溫憲凝眉,而後看了眼胤禎,“我大概知道是什麼事情了,你別在額娘面前提起此事。”
胤禎翻了個白眼,“我又不是傻瓜,額娘眼下的情況,又不能去刺激她。”德妃的情況雖在漸漸好轉,不過還是很虛弱。
溫憲道,“四哥那裡也不要去煩他了,他想怎麼做便怎麼做。”她一錘定音,“這也不是四哥的錯,若是額娘想見他,自然會說。若是不想,這樣子對四哥反倒是好事。”
胤禎仍有些不解,“四哥怎麼會不想同額娘說說話?”畢竟德妃剛剛死裡逃生,那可不是輕易的事情。
溫憲眼含著憐憫之色,“十四回去吃點核桃,別說話了。”
……
雍親王府。
溫涼在外面開始有蟬鳴聲起時,意識到眼下已經是夏日。江南已經安穩數月不曾發生何事,就連溫涼一直派人緊盯著的噶禮也沒什麼太大的動靜。
不過距離九月份的鄉試的確還有一段時間,溫涼盤算著若是噶禮還有什麼想法,或許就在這個時候。

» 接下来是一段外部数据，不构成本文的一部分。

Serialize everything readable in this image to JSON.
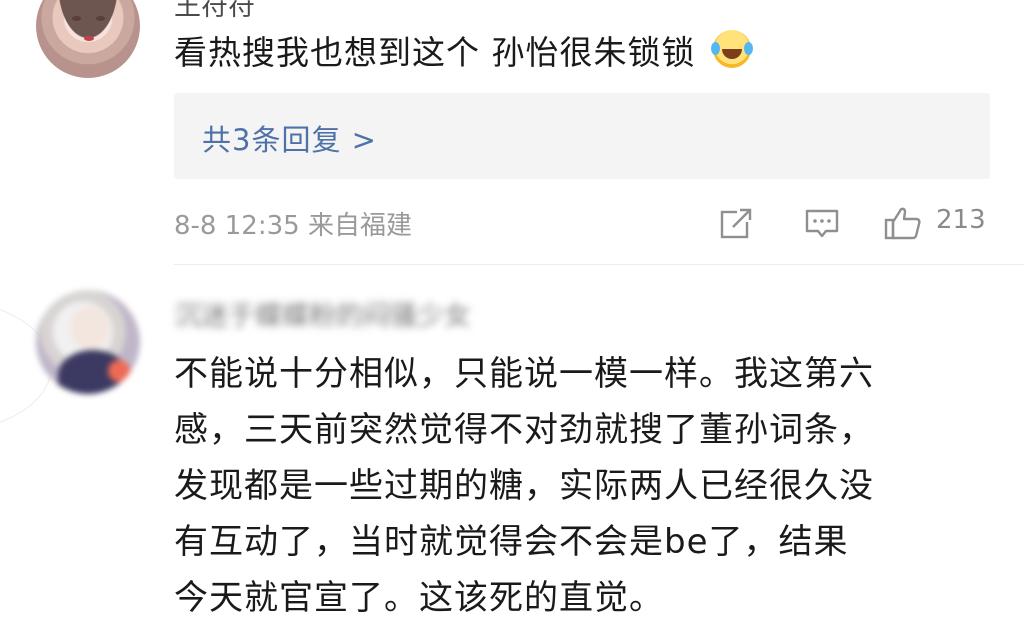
{
  "comment1": {
    "username": "王符符",
    "text": "看热搜我也想到这个 孙怡很朱锁锁",
    "emoji": "laughing-crying-emoji",
    "replies_link": "共3条回复 >",
    "date": "8-8 12:35",
    "location": "来自福建",
    "like_count": "213"
  },
  "comment2": {
    "username": "沉迷于蝶蝶粉的闷骚少女",
    "lines": [
      "不能说十分相似，只能说一模一样。我这第六",
      "感，三天前突然觉得不对劲就搜了董孙词条，",
      "发现都是一些过期的糖，实际两人已经很久没",
      "有互动了，当时就觉得会不会是be了，结果",
      "今天就官宣了。这该死的直觉。"
    ]
  },
  "colors": {
    "link": "#4e72a8",
    "meta": "#9a9a9a",
    "text": "#1a1a1a",
    "reply_bg": "#f4f4f4"
  },
  "icons": [
    "share-icon",
    "comment-icon",
    "thumbs-up-icon"
  ]
}
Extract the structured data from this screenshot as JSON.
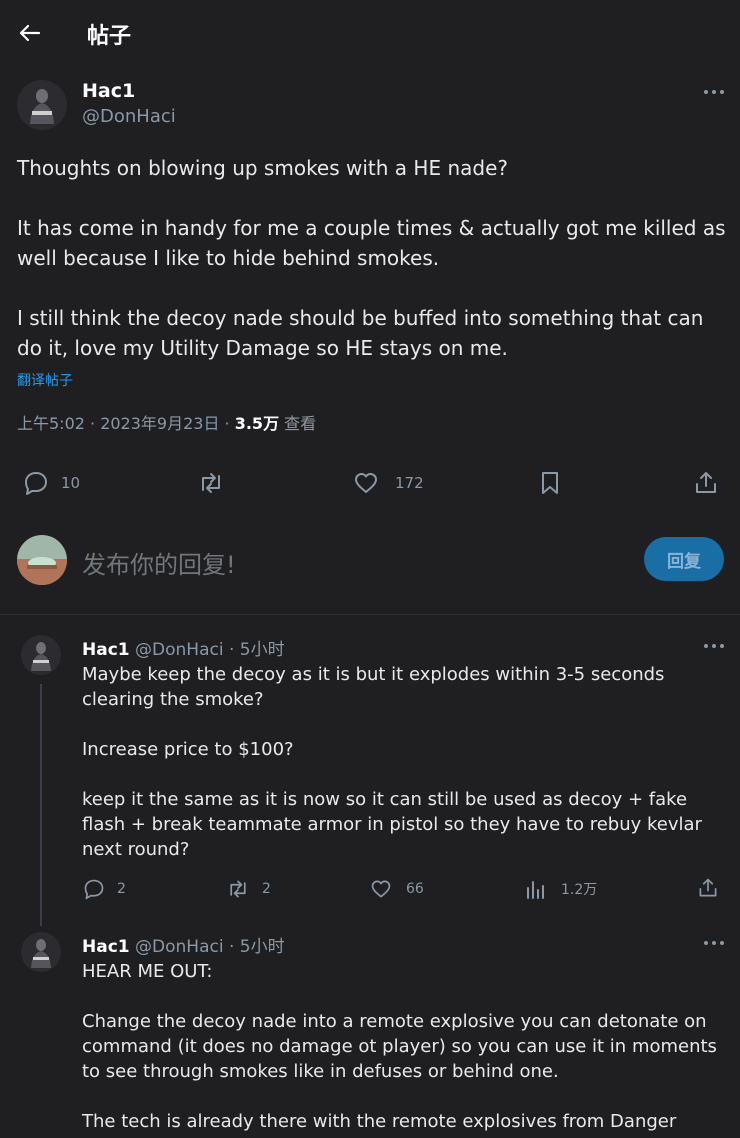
{
  "header": {
    "title": "帖子"
  },
  "post": {
    "author_name": "Hac1",
    "author_handle": "@DonHaci",
    "text": "Thoughts on blowing up smokes with a HE nade?\n\nIt has come in handy for me a couple times & actually got me killed as well because I like to hide behind smokes.\n\nI still think the decoy nade should be buffed into something that can do it, love my Utility Damage so HE stays on me.",
    "translate": "翻译帖子",
    "time": "上午5:02 · 2023年9月23日 · ",
    "views_count": "3.5万",
    "views_label": " 查看",
    "actions": {
      "replies": "10",
      "retweets": "",
      "likes": "172"
    }
  },
  "composer": {
    "placeholder": "发布你的回复!",
    "button": "回复"
  },
  "replies": [
    {
      "author_name": "Hac1",
      "author_handle": "@DonHaci",
      "time": " · 5小时",
      "text": "Maybe keep the decoy as it is but it explodes within 3-5 seconds clearing the smoke?\n\nIncrease price to $100?\n\nkeep it the same as it is now so it can still be used as decoy + fake flash + break teammate armor in pistol so they have to rebuy kevlar next round?",
      "actions": {
        "replies": "2",
        "retweets": "2",
        "likes": "66",
        "views": "1.2万"
      }
    },
    {
      "author_name": "Hac1",
      "author_handle": "@DonHaci",
      "time": " · 5小时",
      "text": "HEAR ME OUT:\n\nChange the decoy nade into a remote explosive you can detonate on command (it does no damage ot player) so you can use it in moments to see through smokes like in defuses or behind one.\n\nThe tech is already there with the remote explosives from Danger Zone."
    }
  ],
  "colors": {
    "background": "#1f1f22",
    "accent": "#1d9bf0",
    "muted": "#8b98a5"
  }
}
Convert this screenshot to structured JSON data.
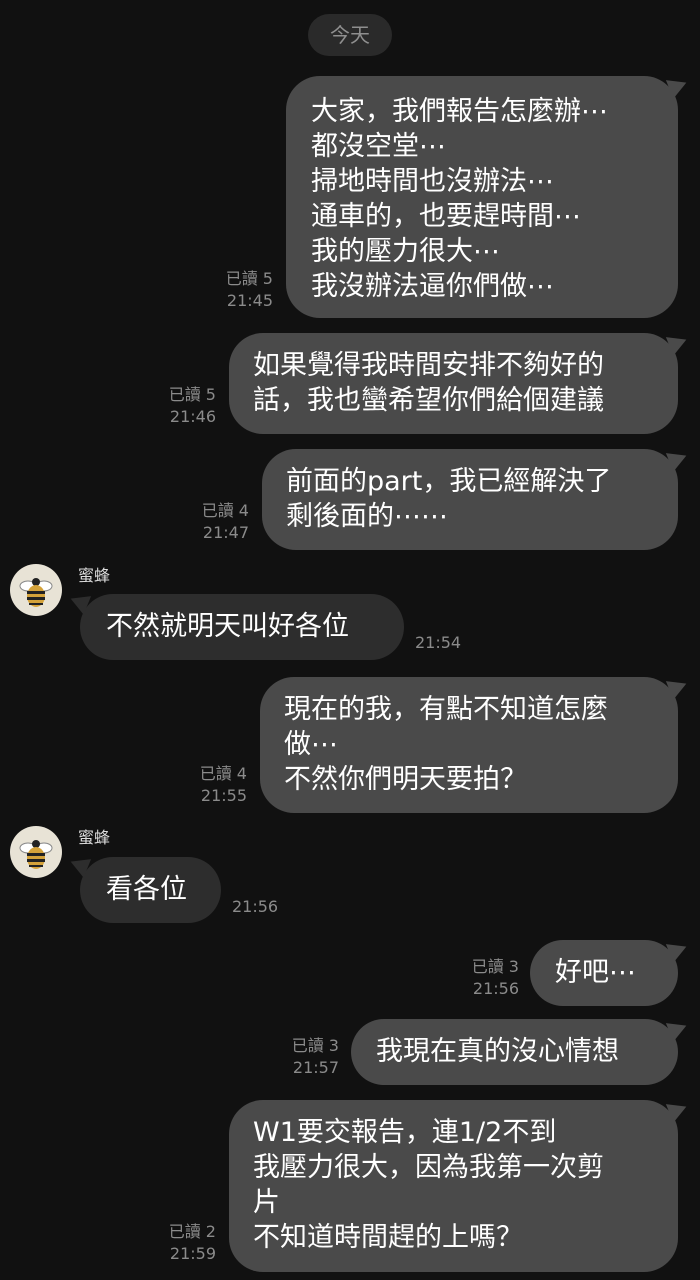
{
  "date_divider": "今天",
  "messages": [
    {
      "text": "大家，我們報告怎麼辦⋯\n都沒空堂⋯\n掃地時間也沒辦法⋯\n通車的，也要趕時間⋯\n我的壓力很大⋯\n我沒辦法逼你們做⋯",
      "read": "已讀 5",
      "time": "21:45"
    },
    {
      "text": "如果覺得我時間安排不夠好的\n話，我也蠻希望你們給個建議",
      "read": "已讀 5",
      "time": "21:46"
    },
    {
      "text": "前面的part，我已經解決了\n剩後面的⋯⋯",
      "read": "已讀 4",
      "time": "21:47"
    },
    {
      "sender": "蜜蜂",
      "text": "不然就明天叫好各位",
      "time": "21:54"
    },
    {
      "text": "現在的我，有點不知道怎麼\n做⋯\n不然你們明天要拍？",
      "read": "已讀 4",
      "time": "21:55"
    },
    {
      "sender": "蜜蜂",
      "text": "看各位",
      "time": "21:56"
    },
    {
      "text": "好吧⋯",
      "read": "已讀 3",
      "time": "21:56"
    },
    {
      "text": "我現在真的沒心情想",
      "read": "已讀 3",
      "time": "21:57"
    },
    {
      "text": "W1要交報告，連1/2不到\n我壓力很大，因為我第一次剪\n片\n不知道時間趕的上嗎？",
      "read": "已讀 2",
      "time": "21:59"
    }
  ]
}
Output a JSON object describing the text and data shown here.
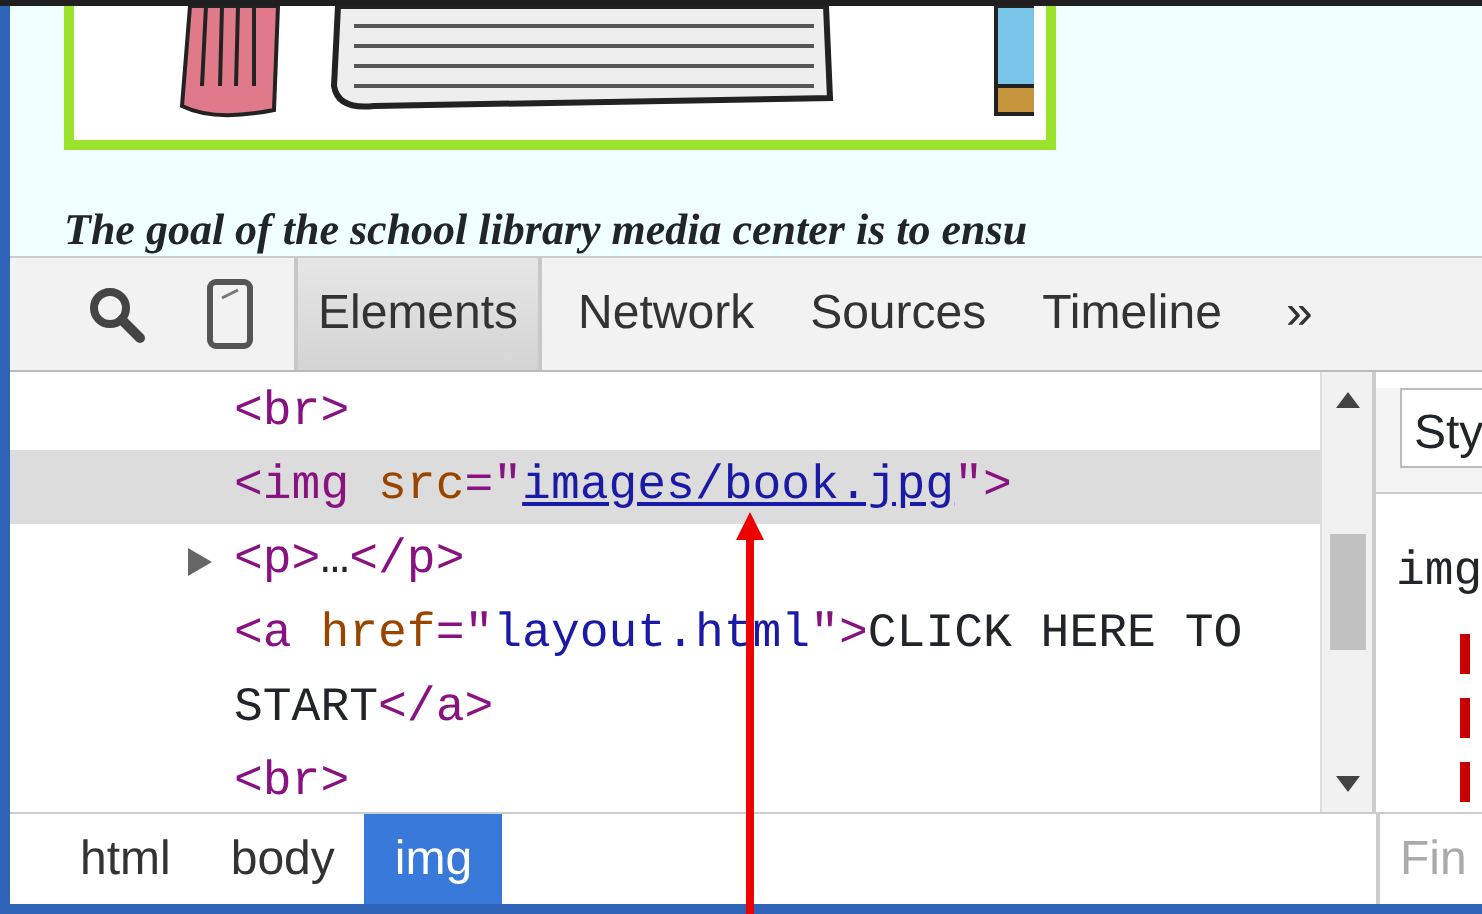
{
  "page": {
    "paragraph": "The goal of the school library media center is to ensu"
  },
  "devtools": {
    "toolbar": {
      "tabs": [
        {
          "label": "Elements",
          "selected": true
        },
        {
          "label": "Network",
          "selected": false
        },
        {
          "label": "Sources",
          "selected": false
        },
        {
          "label": "Timeline",
          "selected": false
        }
      ],
      "overflow": "»"
    },
    "dom_lines": [
      {
        "kind": "leaf",
        "selected": false,
        "tokens": [
          {
            "kind": "tag",
            "text": "<br>"
          }
        ]
      },
      {
        "kind": "leaf",
        "selected": true,
        "tokens": [
          {
            "kind": "tag",
            "text": "<img "
          },
          {
            "kind": "attr",
            "text": "src"
          },
          {
            "kind": "tag",
            "text": "=\""
          },
          {
            "kind": "link",
            "text": "images/book.jpg"
          },
          {
            "kind": "tag",
            "text": "\">"
          }
        ]
      },
      {
        "kind": "parent",
        "selected": false,
        "expanded": false,
        "tokens": [
          {
            "kind": "tag",
            "text": "<p>"
          },
          {
            "kind": "text",
            "text": "…"
          },
          {
            "kind": "tag",
            "text": "</p>"
          }
        ]
      },
      {
        "kind": "leaf",
        "selected": false,
        "tokens": [
          {
            "kind": "tag",
            "text": "<a "
          },
          {
            "kind": "attr",
            "text": "href"
          },
          {
            "kind": "tag",
            "text": "=\""
          },
          {
            "kind": "value",
            "text": "layout.html"
          },
          {
            "kind": "tag",
            "text": "\">"
          },
          {
            "kind": "text",
            "text": "CLICK HERE TO START"
          },
          {
            "kind": "tag",
            "text": "</a>"
          }
        ]
      },
      {
        "kind": "leaf",
        "selected": false,
        "tokens": [
          {
            "kind": "tag",
            "text": "<br>"
          }
        ]
      }
    ],
    "styles": {
      "tab": "Sty",
      "selector": "img"
    },
    "breadcrumbs": [
      {
        "label": "html",
        "selected": false
      },
      {
        "label": "body",
        "selected": false
      },
      {
        "label": "img",
        "selected": true
      }
    ],
    "filter": {
      "placeholder": "Fin"
    }
  }
}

要是按著時辰來,連皇上也不會再包庇了。
溫涼按下這裡的心思,開始把江南的訊息給整理歸納起來,而後捏起了一份特別的書信。說是特別,這不是溫涼任何一個熟悉的人送來的,其上信封並沒有任何能夠弄清楚的標誌,不過能送到溫涼麵前來,自然還是有奇特之處。
溫涼摩挲著那封口處的貓爪印,能知道溫涼養了只大貓的人不少,但也算不得多。
溫涼拆開信封,看著上面的字跡,忽而搖頭,原來竟然是武仁的消息。
武仁自從離開京城往江南而去後,溫涼便再也沒有他的消息。當初他為了溫涼給胤禛通風報信,西山的事情因他得以解決,然也留下了痕跡。溫涼托胤禛把他送走,武仁也是得了溫涼的信才肯離開。
溫涼並不需要武仁幫著他做些什麼,從武仁離開後,溫涼幾乎便不再注意這人,沒想到溫涼不記得,武仁卻仍還記得。
溫涼回想起武仁當初說的話,欠的三條命……他搖頭,繼續往下看著,看完有些訝然。他捏了捏信封,從裡面倒出來一把黃銅鑰匙。
他沉思了半晌,把綠意給叫來,把手裡的黃銅鑰匙交給她,“派人去黃梅胡同那裡的鏢局取個鏢。”
綠意也沒有質疑,當即便派人去了。
等到下午時,溫涼要的東西便擺在了面前,那是個小包裹,的確是從江南押送而來的鏢物,因為沒什麼價值,鏢局的人也沒怎麼重視,在確認那鑰匙的確能打開押鏢的箱子後,便把箱子交給了來人。而從中取出來的東西,便是這包裹。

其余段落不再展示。